The annual soup supper at First United Methodist Church is a ministry in more ways than one. It raises funds so support the youths in their spiritual growth; but it is also a chance for the youths to practice serving others, said Program Coordinator Jennifer Peterson.
The supper will be served from 4:30 to 7 p.m. Monday and features homemade vegetable beef or chili and a dessert for both dine-in and to-go. Those who dine in also get relish, bread, crackers and a drink. Tickets are $6 for adults, $4 kids age 12 through 3, and children under 3 are free.
This will be the 50th year of the supper, and Peterson said the kids have been looking forward to it.
-Messenger photo by Joe Sutter
Bre Tjebben, eighth grade, carries a soup bowl out of the First UMC kitchen. The students will serve soup at the annual soup supper fundraiser which helps send the youth group on mission trips and youth events.
"It is now our biggest fundraiser of the year. We usually serve 450 to 600 people," Peterson said. "The kids and their parents come on Sunday night and do all of the chopping, and get everything ready to go into the soup. Then we have a crew of adults who comes in Monday and makes the soup, because the kids are usually in school. The kids come in the afternoon and do all the serving that night."
Middle school and high school students will serve the supper, and the money goes to the high school youth group.
"The money that is raised, 100 percent goes to pay for their spiritual growth trips," Peterson said. "In the summer we do a mission trip every year. Last summer we went to Detroit, and this coming summer we are going to the Rosebud Reservation in South Dakota."
The kids will work on homes, help run a Vacation Bible Study program and do cultural immersion activities.
"They'll do things to help them learn about the culture they're in. When we were in West Virginia, they did square dancing," she said. The kids also go to the Young Christians weekend every spring, held at Silver Dollar City in Branson.
"They hear a lot of speakers and concerts, and it's kind of nice to get them away from Fort Dodge and see that there are Christian youth in other parts of the country as well," Peterson said.
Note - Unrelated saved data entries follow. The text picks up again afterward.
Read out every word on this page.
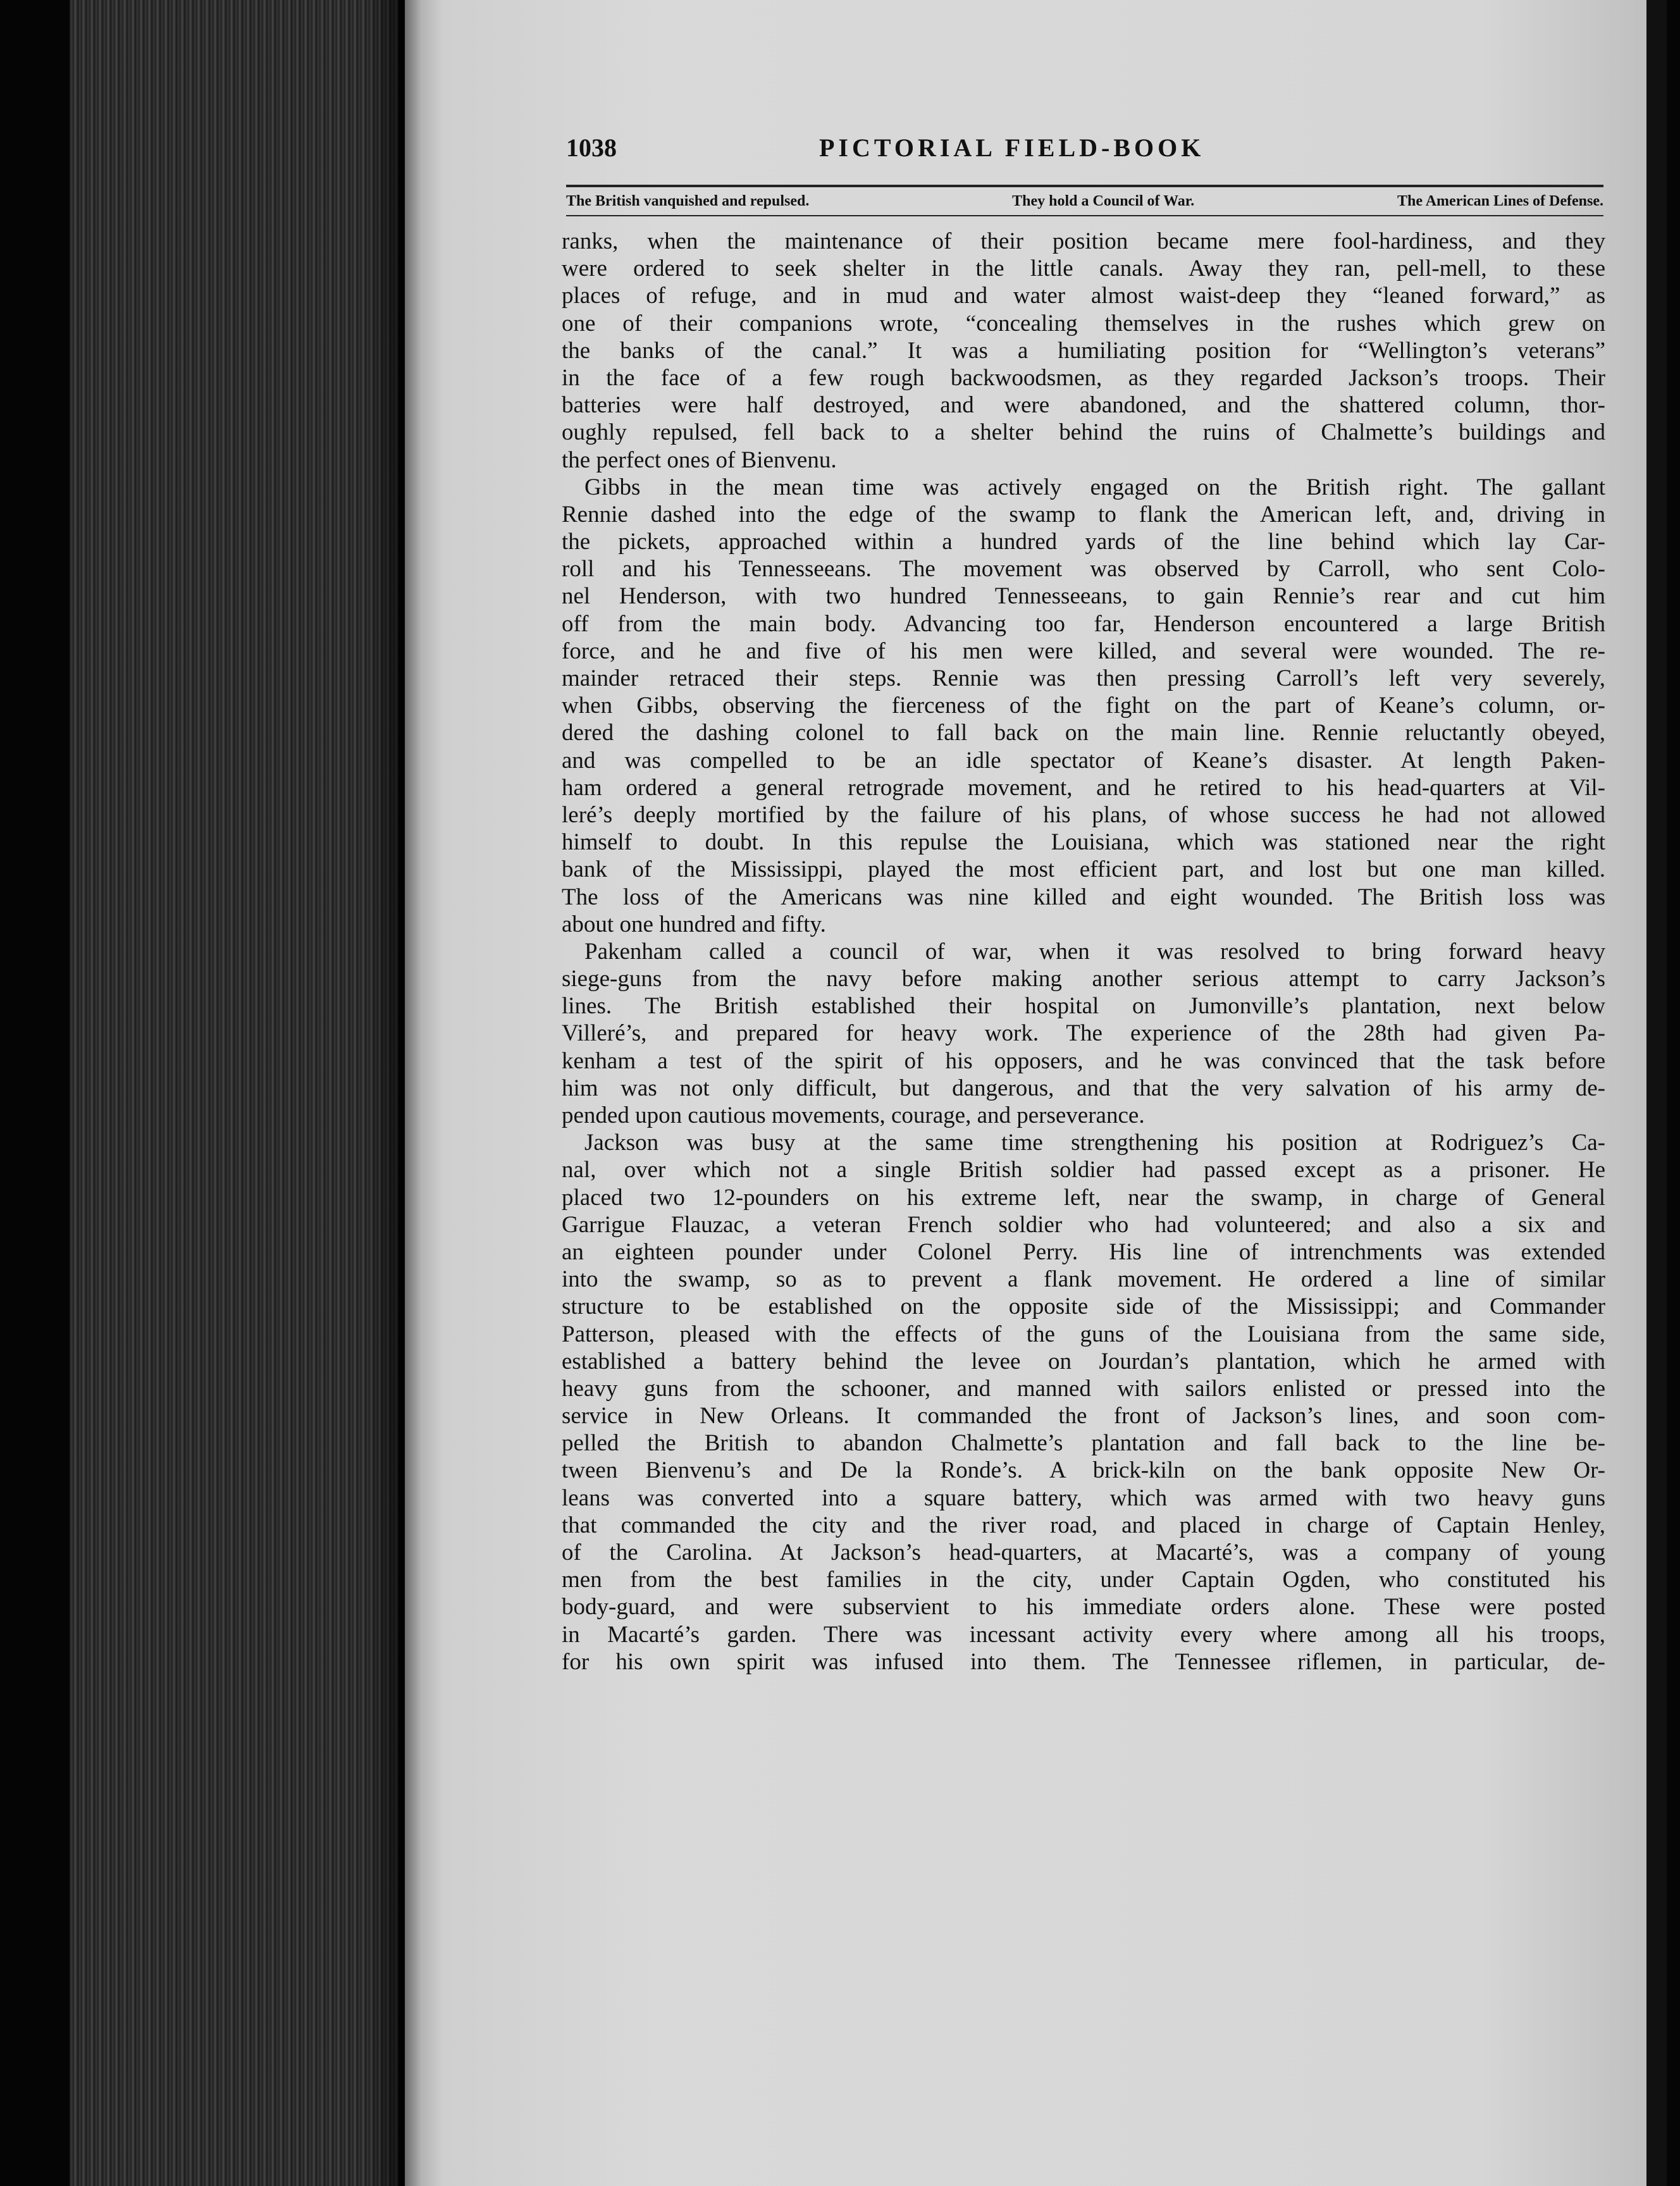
1038	PICTORIAL FIELD-BOOK
The British vanquished and repulsed.	They hold a Council of War.	The American Lines of Defense.
ranks, when the maintenance of their position became mere fool-hardiness, and they
were ordered to seek shelter in the little canals. Away they ran, pell-mell, to these
places of refuge, and in mud and water almost waist-deep they “leaned forward,” as
one of their companions wrote, “concealing themselves in the rushes which grew on
the banks of the canal.” It was a humiliating position for “Wellington’s veterans”
in the face of a few rough backwoodsmen, as they regarded Jackson’s troops. Their
batteries were half destroyed, and were abandoned, and the shattered column, thor-
oughly repulsed, fell back to a shelter behind the ruins of Chalmette’s buildings and
the perfect ones of Bienvenu.
Gibbs in the mean time was actively engaged on the British right. The gallant
Rennie dashed into the edge of the swamp to flank the American left, and, driving in
the pickets, approached within a hundred yards of the line behind which lay Car-
roll and his Tennesseeans. The movement was observed by Carroll, who sent Colo-
nel Henderson, with two hundred Tennesseeans, to gain Rennie’s rear and cut him
off from the main body. Advancing too far, Henderson encountered a large British
force, and he and five of his men were killed, and several were wounded. The re-
mainder retraced their steps. Rennie was then pressing Carroll’s left very severely,
when Gibbs, observing the fierceness of the fight on the part of Keane’s column, or-
dered the dashing colonel to fall back on the main line. Rennie reluctantly obeyed,
and was compelled to be an idle spectator of Keane’s disaster. At length Paken-
ham ordered a general retrograde movement, and he retired to his head-quarters at Vil-
leré’s deeply mortified by the failure of his plans, of whose success he had not allowed
himself to doubt. In this repulse the Louisiana, which was stationed near the right
bank of the Mississippi, played the most efficient part, and lost but one man killed.
The loss of the Americans was nine killed and eight wounded. The British loss was
about one hundred and fifty.
Pakenham called a council of war, when it was resolved to bring forward heavy
siege-guns from the navy before making another serious attempt to carry Jackson’s
lines. The British established their hospital on Jumonville’s plantation, next below
Villeré’s, and prepared for heavy work. The experience of the 28th had given Pa-
kenham a test of the spirit of his opposers, and he was convinced that the task before
him was not only difficult, but dangerous, and that the very salvation of his army de-
pended upon cautious movements, courage, and perseverance.
Jackson was busy at the same time strengthening his position at Rodriguez’s Ca-
nal, over which not a single British soldier had passed except as a prisoner. He
placed two 12-pounders on his extreme left, near the swamp, in charge of General
Garrigue Flauzac, a veteran French soldier who had volunteered; and also a six and
an eighteen pounder under Colonel Perry. His line of intrenchments was extended
into the swamp, so as to prevent a flank movement. He ordered a line of similar
structure to be established on the opposite side of the Mississippi; and Commander
Patterson, pleased with the effects of the guns of the Louisiana from the same side,
established a battery behind the levee on Jourdan’s plantation, which he armed with
heavy guns from the schooner, and manned with sailors enlisted or pressed into the
service in New Orleans. It commanded the front of Jackson’s lines, and soon com-
pelled the British to abandon Chalmette’s plantation and fall back to the line be-
tween Bienvenu’s and De la Ronde’s. A brick-kiln on the bank opposite New Or-
leans was converted into a square battery, which was armed with two heavy guns
that commanded the city and the river road, and placed in charge of Captain Henley,
of the Carolina. At Jackson’s head-quarters, at Macarté’s, was a company of young
men from the best families in the city, under Captain Ogden, who constituted his
body-guard, and were subservient to his immediate orders alone. These were posted
in Macarté’s garden. There was incessant activity every where among all his troops,
for his own spirit was infused into them. The Tennessee riflemen, in particular, de-
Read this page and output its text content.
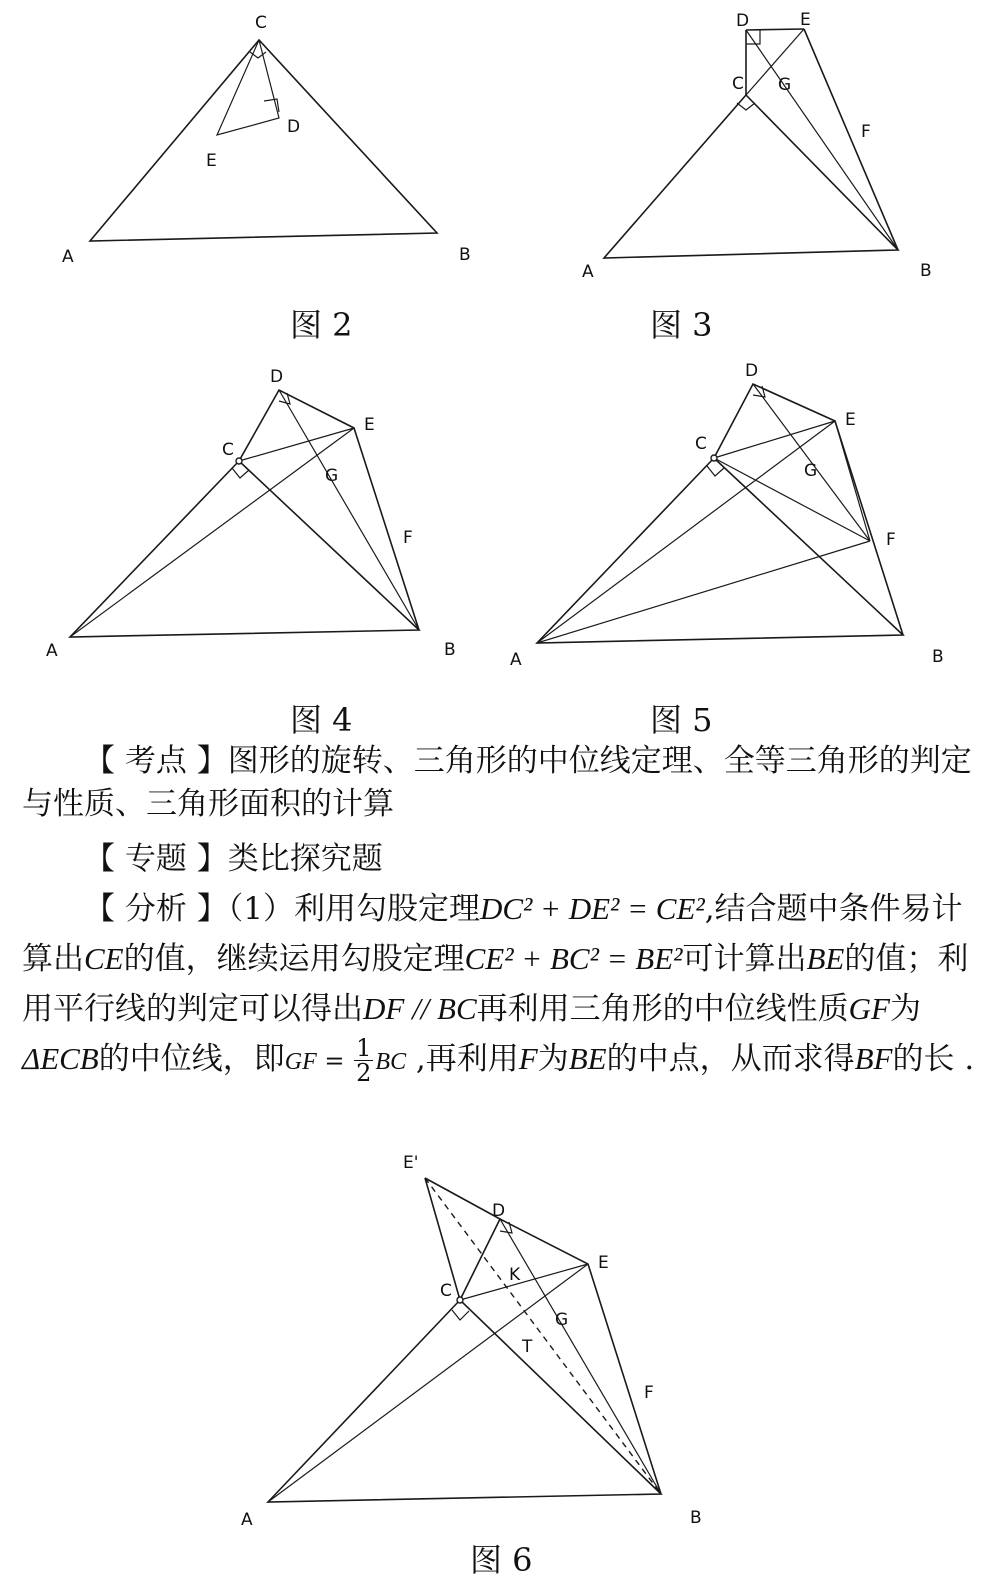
C
D
E
A	B
D	E
C G
F
A	B
D
E
C
G
F
A	B
D
E
C
G
F
A	B
E'
D
E
C
K
G
T
F
A	B
图 2	图 3
图 4	图 5
图 6
【 考点 】图形的旋转、三角形的中位线定理、全等三角形的判定与性质、三角形面积的计算
【 专题 】类比探究题
【 分析 】（1）利用勾股定理DC² + DE² = CE²,结合题中条件易计算出CE的值，继续运用勾股定理CE² + BC² = BE²可计算出BE的值；利用平行线的判定可以得出DF // BC再利用三角形的中位线性质GF为ΔECB的中位线，即GF = $\frac{1}{2}$ BC ,再利用F为BE的中点，从而求得BF的长 .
High school senior Erin Trunnell has been on both of the trips and said she learned a lot from the giant youth rally.
"We go to workshops all day long, and ride roller coasters, and do all the fun things that Silver Dollar City has to offer," Trunnell said. "All the workshops, they talk about all different aspects of your faith.
"It's weird being surrounded by so many Christians, who have such a powerful faith. It's really cool. I feel like I definitely grew."
Senior Elizabeth Thomas spoke about the trip to Detroit.
"Going to Detroit, I thought it was like all the stereotypes people had been telling me, but working with Rippling Hope changed my mindset," Thomas said. "Every day we worked on people's houses in the community. We added a fresh coat of paint where they needed it or repaired unsafe porches. My favorite part of the trip was getting to know the homeowners we were helping.
"It took a lot of hard diligent work to make the project new again, and if I tried to slack off it wasn't good enough. God showed me in Detroit that we as imperfect sinners are like the worn-down sheds. He gives us the tools and is there helping us, but we won't grow in our relationship with him if we aren't diligently working at it."
Peterson said the youth try to keep a Christ-like perspective while serving.
"All the adults and the youth who are working that night not only view it as a fundraiser, but also as a ministry we are offering," she said. "The kids came up with idea, they wear name tags that say 'Your servant in Christ.' When they start losing focus they look down at that and remember we really are here to show Christ's love to everyone that night.
"Once we shifted the focus, it was amazing how much more smoothly everything runs. It doesn't feel like as much work on that night."